| Writing, for me, is a visceral act. By that I mean that I feel its effects through my torso, and not just in the muscles of my hand. I sense another relevant line of prose or poetry rise toward the surface from places deep within me, and the ink from my pen lands like a wave on the shore. It can’t be stopped, and no two waves are ever quite the same.
Now, I know that this is a rather romantic view of what I do each week on this page, and that a few of you are already beginning to lose interest because it sounds like, once again, I’ve stepped away from the hard science of movement into the realm of metaphor. I know where descriptions of this sort can lead, but hang in there. You are the ones that will probably find what you’re looking for this week.
The tendency of our patients to move or rest in unique ways is of great interest to many in our community. They work hard to explain these things with theories of muscular imbalance, fascial tightness and aberrant joint mechanics. Many suggest, reasonably, that our muscular set, mediated by the brain through the intrafusal fibers, is a consequence of past experience in combination with current thought. Since our remembrance of things past can also evoke emotions, these are thought to play a role as well.
There is in orthopedics a conceit that I don’t see in internal medicine. It is that we feel we should be able to test adequately enough to determine the problem before we proceed with care. What is “wrong” should be visible in some way, or at least it should leave a large, clear track on the surface. Treatment proceeds only after this is found and interpreted.
But if I were to go to an internist with a transient discomfort in my gut, he or she wouldn’t know precisely what was wrong before they advised or medicated me. Their final diagnosis would follow my response to conservative care, not precede it.

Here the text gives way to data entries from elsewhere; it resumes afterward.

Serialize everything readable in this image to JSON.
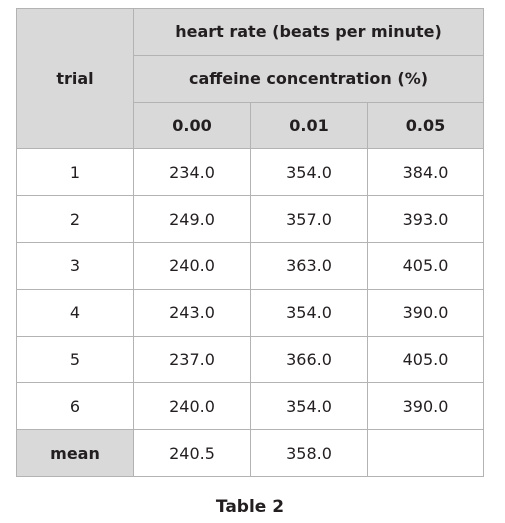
{
  "table": {
    "header_trial": "trial",
    "header_group": "heart rate (beats per minute)",
    "header_sub": "caffeine concentration (%)",
    "concentrations": [
      "0.00",
      "0.01",
      "0.05"
    ],
    "rows": [
      {
        "trial": "1",
        "values": [
          "234.0",
          "354.0",
          "384.0"
        ]
      },
      {
        "trial": "2",
        "values": [
          "249.0",
          "357.0",
          "393.0"
        ]
      },
      {
        "trial": "3",
        "values": [
          "240.0",
          "363.0",
          "405.0"
        ]
      },
      {
        "trial": "4",
        "values": [
          "243.0",
          "354.0",
          "390.0"
        ]
      },
      {
        "trial": "5",
        "values": [
          "237.0",
          "366.0",
          "405.0"
        ]
      },
      {
        "trial": "6",
        "values": [
          "240.0",
          "354.0",
          "390.0"
        ]
      }
    ],
    "mean_label": "mean",
    "mean_values": [
      "240.5",
      "358.0",
      ""
    ]
  },
  "caption": "Table 2"
}
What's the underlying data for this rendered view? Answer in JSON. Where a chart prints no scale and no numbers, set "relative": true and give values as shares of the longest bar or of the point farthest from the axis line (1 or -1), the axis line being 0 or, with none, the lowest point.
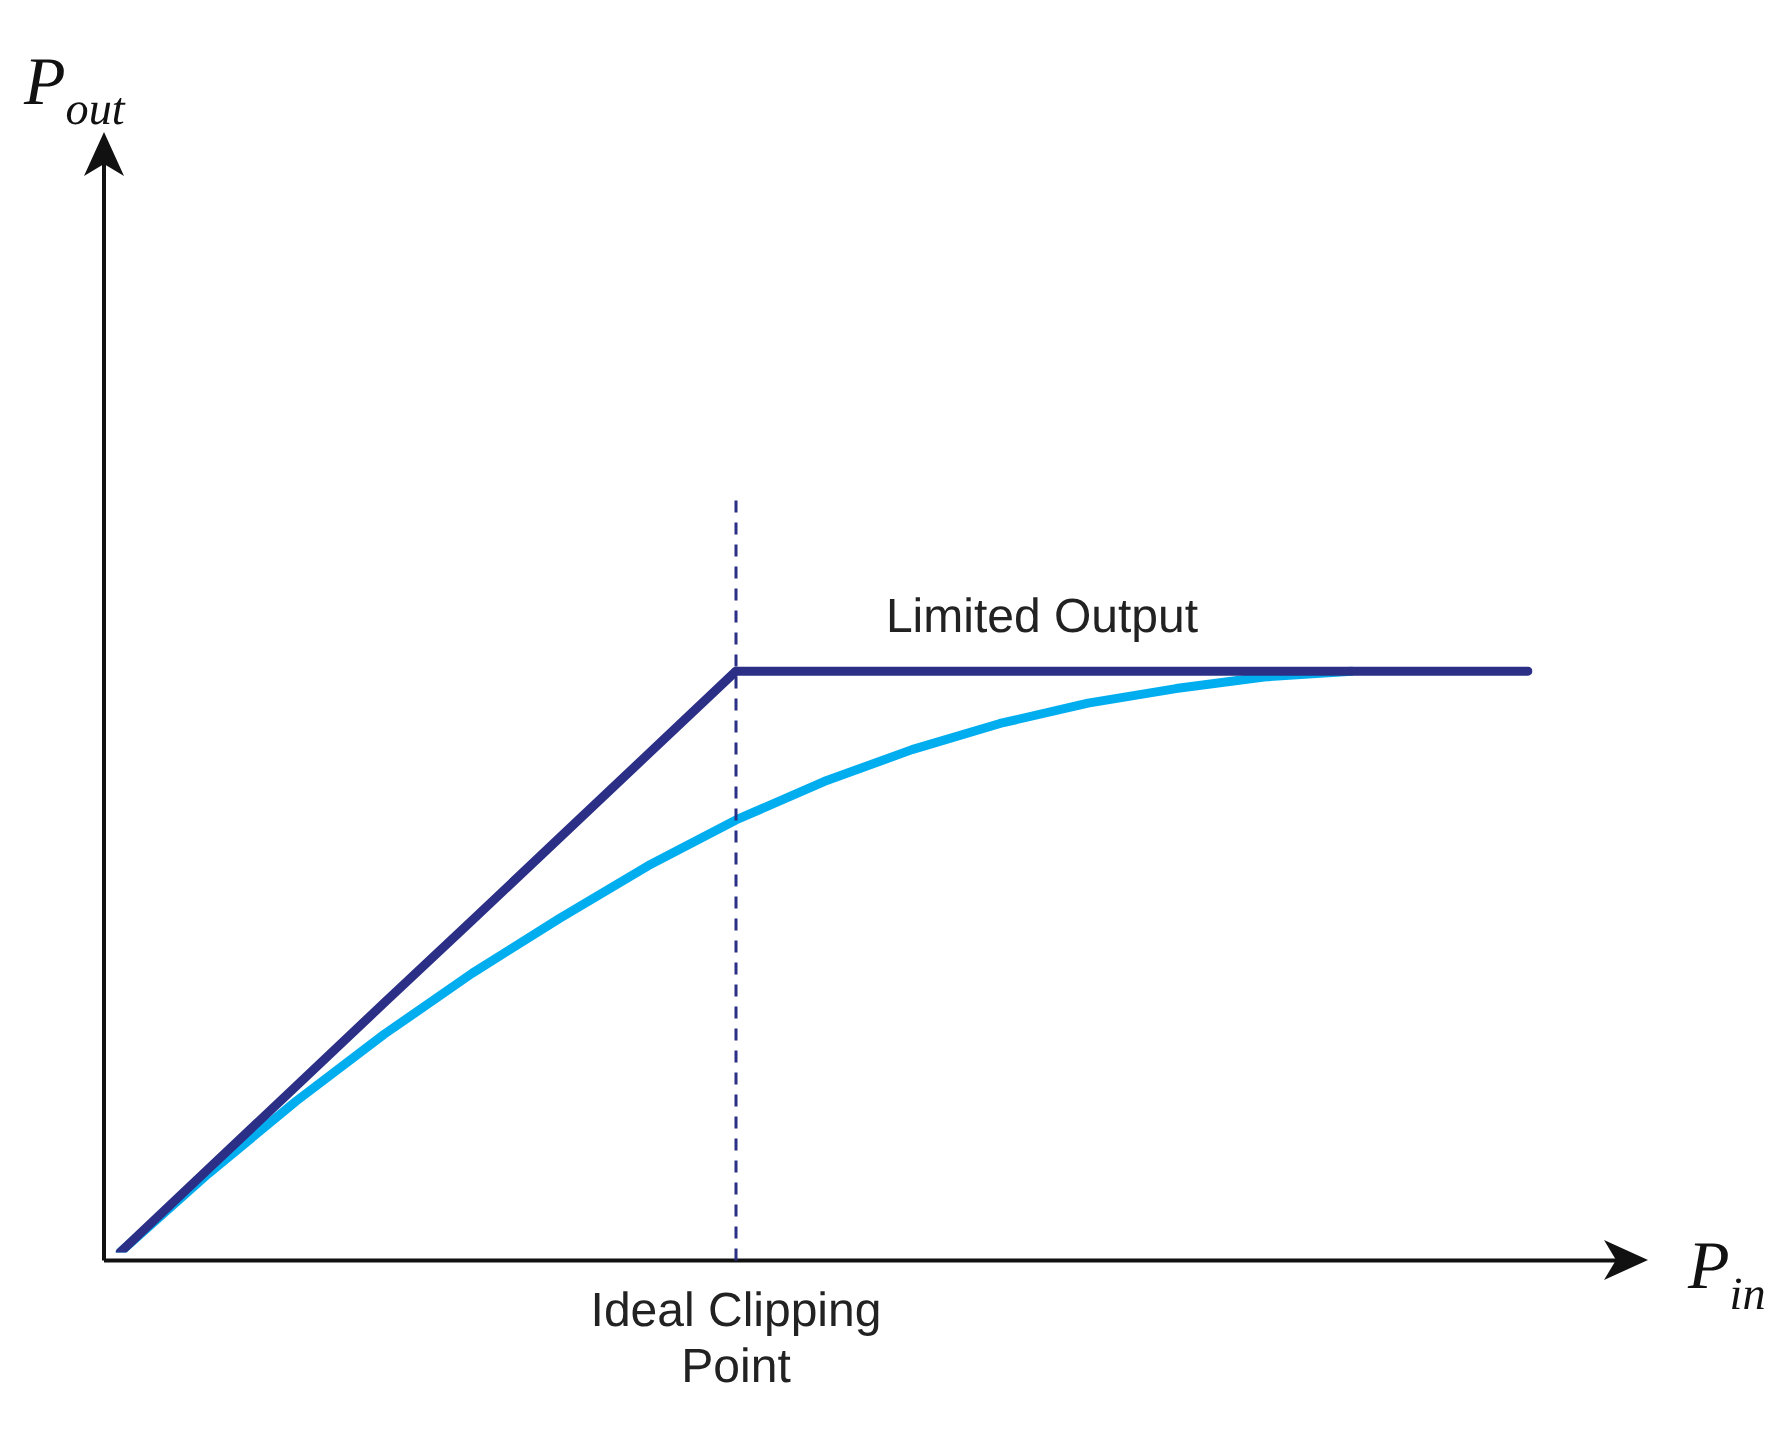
{
  "chart_data": {
    "type": "line",
    "relative": true,
    "xlabel": "P$_{in}$",
    "categories": [
      null,
      null,
      null,
      null,
      null,
      null,
      null,
      null,
      null,
      null,
      null,
      null,
      null,
      null,
      null,
      null,
      null
    ],
    "series": [
      {
        "color": "#2b2f86",
        "values": [
          0,
          0.143,
          0.286,
          0.429,
          0.571,
          0.714,
          0.857,
          1,
          1,
          1,
          1,
          1,
          1,
          1,
          1,
          1,
          1
        ]
      },
      {
        "color": "#00aeef",
        "values": [
          0,
          0.135,
          0.26,
          0.375,
          0.48,
          0.575,
          0.665,
          0.744,
          0.81,
          0.865,
          0.91,
          0.945,
          0.97,
          0.99,
          1,
          null,
          null
        ]
      }
    ],
    "ref_lines": [
      {
        "axis": "x",
        "label": "Ideal Clipping Point",
        "color": "#2b2f86",
        "line_style": "dashed"
      }
    ],
    "annotations": [
      "Limited Output",
      "P$_{out}$"
    ],
    "legend": false,
    "grid": false,
    "marker": "none",
    "line_style": "solid"
  }
}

This is common and perfectly acceptable.
In our community, there remains the impression that we can always know with precision what is wrong if we just test people enough, but I wonder about this.
I often read that therapists will interpret the postures, movements or even the gestures of their patients very specifically, as if they could somehow see into the past of another, and judge what is most important to them. It is very like the notion that we can always know what is wrong by viewing the surface of the patient, and just as misleading.
Such a view does not honor the unique and unpredictable nature of individual human beings, it only elevates the therapist to the position of mind-reader.
Elizabeth Behnke Ph.D., the coordinator of “The Study Project in Phenomenology of the Body”* writes of “ghost gestures” that may persistently “haunt” our bodies. They arise from a vast array of sources and may echo well beyond a task, an instruction or a deep-seated desire. They are present both in an effort to display something or to hide something. Sorting this out in the course of therapy seems a remarkably daunting task to me. I’d rather practice in a fashion that gives the patient permission to explore their own motion, and interpret it in their own way, and I do.
My urge to place myself in a writing mode is, to me, as physically compelling as it is intellectually necessary for my mental health. I’m convinced that without a regular dose of this creative movement, I would suffer the pain of persistent muscular tension, of movement unrequited. I see this in my patients, and I suggest they let the movement they want to emerge completely.
Maybe in therapy they can do this without fear of judgement or of another’s analysis, but that is unlikely given most therapist’s desire to control and appear all-knowing.